Süskind-Portrait Warum sind die Menschen so aufdringlich?

Die autobiografische "Geschichte von Herrn Sommer" hingegen, als bislang letzte belletristische Arbeit Patrick Süskinds 1991 erschienen, zeichnet ein anderes Bild. Die etwa siebenjährige Hauptfigur will sich von einer Rotfichte hinabstürzen. Ein Ende soll es haben mit der ganzen ungerechten Welt. Zuvor hatte ihn in einer missglückten Klavierstunde der "Angstschweiß" überfallen. Vielleicht hätte der Knabe seine Absicht in die Tat umgesetzt, wäre da nicht zu ebener Erde plötzlich ein Zuschauer erschienen, eben Herr Sommer. Auf ihn blickte der Junge, und er dachte zurück an seine letzte Begegnung mit Maximilian Ernst Ägidius Sommer und an den Eindruck, der sich ihm seither eingebrannt hat: "So sieht einer aus, der Angst hat."

Natürlich wissen wir nicht, ob der siebenjährige Patrick nach einer Klavierstunde tatsächlich sterben wollte, und ob der Zwölfjährige tatsächlich Zeuge wurde des Selbstmords von Herrn Sommer. Wir wissen aber, dass der stumme Herr, womöglich ein Kriegsflüchtling, zu Tode kam und dass der Junge sich zuweilen ähnlich fremd unter den Menschen fühlte. Die Angst verbindet Herrn Sommer mit dem Autor und mit dessen meisten Figuren.

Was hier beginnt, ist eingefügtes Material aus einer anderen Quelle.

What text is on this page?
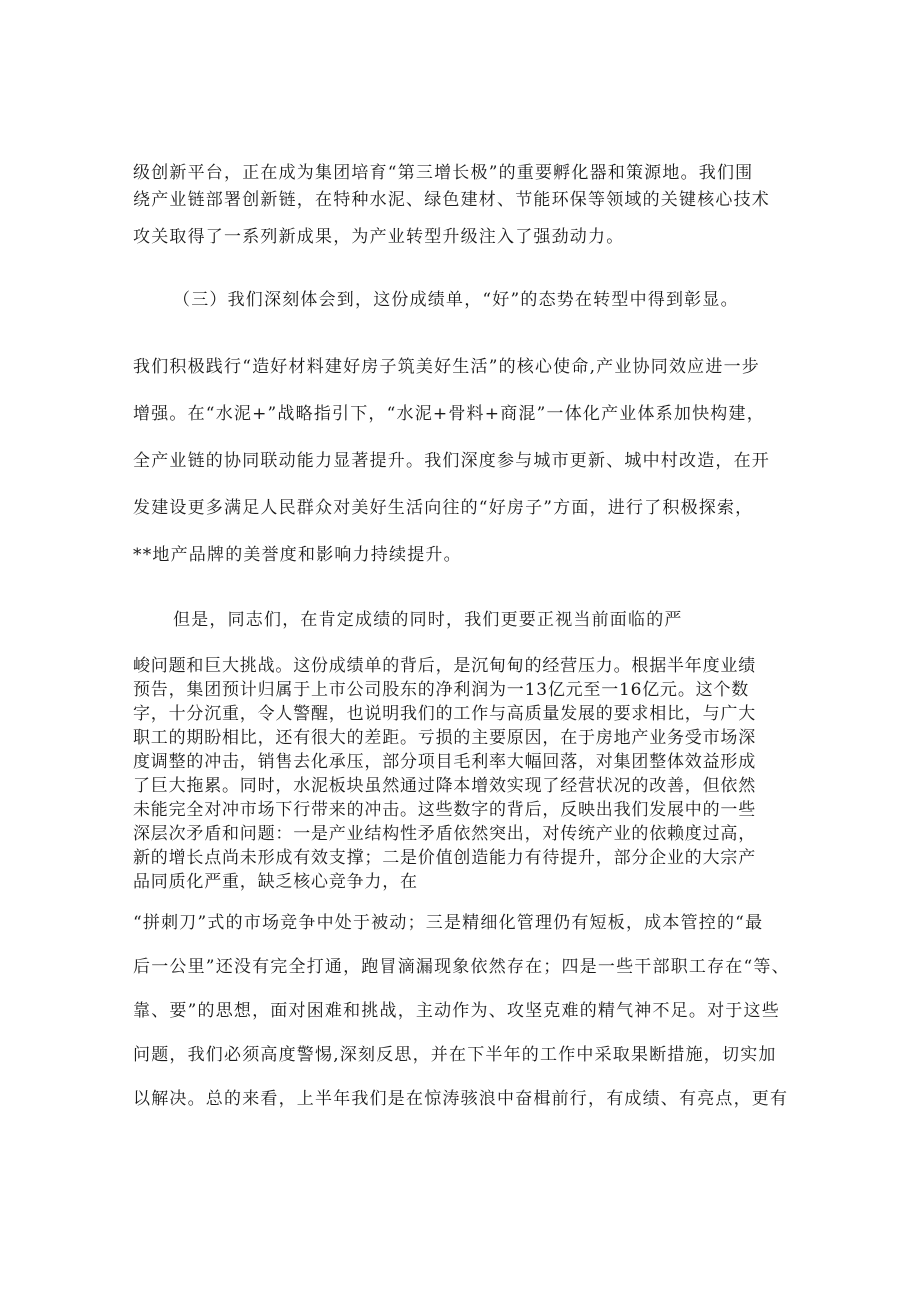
级创新平台，正在成为集团培育“第三增长极”的重要孵化器和策源地。我们围
绕产业链部署创新链，在特种水泥、绿色建材、节能环保等领域的关键核心技术
攻关取得了一系列新成果，为产业转型升级注入了强劲动力。
（三）我们深刻体会到，这份成绩单，“好”的态势在转型中得到彰显。
我们积极践行“造好材料建好房子筑美好生活”的核心使命,产业协同效应进一步
增强。在“水泥+”战略指引下，“水泥+骨料+商混”一体化产业体系加快构建，
全产业链的协同联动能力显著提升。我们深度参与城市更新、城中村改造，在开
发建设更多满足人民群众对美好生活向往的“好房子”方面，进行了积极探索，
**地产品牌的美誉度和影响力持续提升。
但是，同志们，在肯定成绩的同时，我们更要正视当前面临的严
峻问题和巨大挑战。这份成绩单的背后，是沉甸甸的经营压力。根据半年度业绩
预告，集团预计归属于上市公司股东的净利润为一13亿元至一16亿元。这个数
字，十分沉重，令人警醒，也说明我们的工作与高质量发展的要求相比，与广大
职工的期盼相比，还有很大的差距。亏损的主要原因，在于房地产业务受市场深
度调整的冲击，销售去化承压，部分项目毛利率大幅回落，对集团整体效益形成
了巨大拖累。同时，水泥板块虽然通过降本增效实现了经营状况的改善，但依然
未能完全对冲市场下行带来的冲击。这些数字的背后，反映出我们发展中的一些
深层次矛盾和问题：一是产业结构性矛盾依然突出，对传统产业的依赖度过高，
新的增长点尚未形成有效支撑；二是价值创造能力有待提升，部分企业的大宗产
品同质化严重，缺乏核心竞争力，在
“拼刺刀”式的市场竞争中处于被动；三是精细化管理仍有短板，成本管控的“最
后一公里”还没有完全打通，跑冒滴漏现象依然存在；四是一些干部职工存在“等、
靠、要”的思想，面对困难和挑战，主动作为、攻坚克难的精气神不足。对于这些
问题，我们必须高度警惕,深刻反思，并在下半年的工作中采取果断措施，切实加
以解决。总的来看，上半年我们是在惊涛骇浪中奋楫前行，有成绩、有亮点，更有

Patrick Süskinds Charaktere nehmen fast alle Reißaus, sie meiden die Menschen. Sie haben Angst vor Enttäuschung, Angst vor Unordnung, Angst vor dem Untergang in der Masse, Angst vor Kontrollverlust. Um "seine Ängste zu bannen", bekennt Süskind, zog er sich während der Dreharbeiten zu "Rossini" in eine italienische Klause zurück. Die Ängste, denen der Schriftsteller dort zu entgehen hoffte, lassen sich deuten als die Ängste des spätmodernen Menschen, die Ängste des ausgehenden 20. und beginnenden 21.Jahrhunderts. Vielleicht ist es ja diese vermittelte Zeitzeugenschaft, die Süskinds postmodernen Fabeln dauerhaft ein derart großes Publikum zuträgt.

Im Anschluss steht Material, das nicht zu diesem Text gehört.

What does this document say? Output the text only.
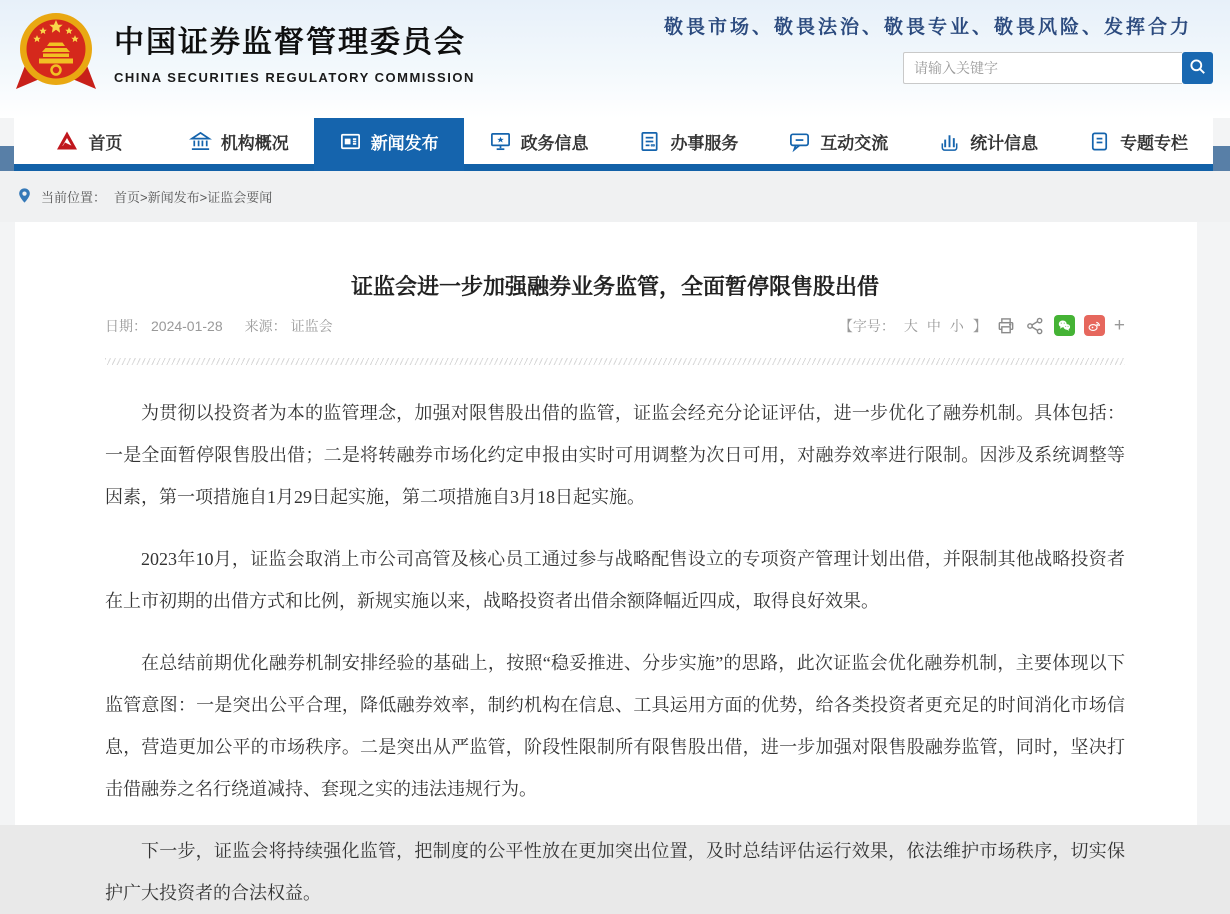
中国证券监督管理委员会
CHINA SECURITIES REGULATORY COMMISSION
敬畏市场、敬畏法治、敬畏专业、敬畏风险、发挥合力
请输入关键字
首页	机构概况	新闻发布	政务信息	办事服务	互动交流	统计信息	专题专栏
当前位置： 首页>新闻发布>证监会要闻
证监会进一步加强融券业务监管，全面暂停限售股出借
日期： 2024-01-28 来源： 证监会	【字号： 大 中 小 】	+

为贯彻以投资者为本的监管理念，加强对限售股出借的监管，证监会经充分论证评估，进一步优化了融券机制。具体包括：一是全面暂停限售股出借；二是将转融券市场化约定申报由实时可用调整为次日可用，对融券效率进行限制。因涉及系统调整等因素，第一项措施自1月29日起实施，第二项措施自3月18日起实施。

2023年10月，证监会取消上市公司高管及核心员工通过参与战略配售设立的专项资产管理计划出借，并限制其他战略投资者在上市初期的出借方式和比例，新规实施以来，战略投资者出借余额降幅近四成，取得良好效果。

在总结前期优化融券机制安排经验的基础上，按照“稳妥推进、分步实施”的思路，此次证监会优化融券机制，主要体现以下监管意图：一是突出公平合理，降低融券效率，制约机构在信息、工具运用方面的优势，给各类投资者更充足的时间消化市场信息，营造更加公平的市场秩序。二是突出从严监管，阶段性限制所有限售股出借，进一步加强对限售股融券监管，同时，坚决打击借融券之名行绕道减持、套现之实的违法违规行为。

下一步，证监会将持续强化监管，把制度的公平性放在更加突出位置，及时总结评估运行效果，依法维护市场秩序，切实保护广大投资者的合法权益。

Wie aber reagiert man ganz grundsätzlich auf ein solches Übermaß an Angst? Man kann schöpferisch werden und die Angst zwischen Buchdeckel pressen, oder man kann, ganz lebenspraktisch, Situationen meiden, die Unbekanntes und also Unordnung verheißen. Man wird Künstler oder misstrauischer, ursprungstreuer Einzelkämpfer, richtet sich ein im Freundschaftsnetz der Jugend. Patrick Süskind hat beide Optionen gewählt - und seine Figuren mit beiden Verhaltensweisen ausgestattet.

Jonathan Noel, der traumatisierte Wachmann aus der Erzählung "Die Taube" (1987), "mochte Ereignisse nicht." Er igelt sich in einem winzigen möblierten Zimmer ein. "Warum sind die Menschen so aufdringlich", fragt er sich und leitet daraus die Lehre ab, "dass auf die Menschen kein Verlass sei und dass man nur in Frieden leben könne, wenn man sie sich vom Leibe hielt". Als Patrick Süskind 1993 eine Laudatio auf Loriot hält, rühmt er an dessen Kunst, dass es ihr gelinge, "sich die Welt vom Leibe zu halten".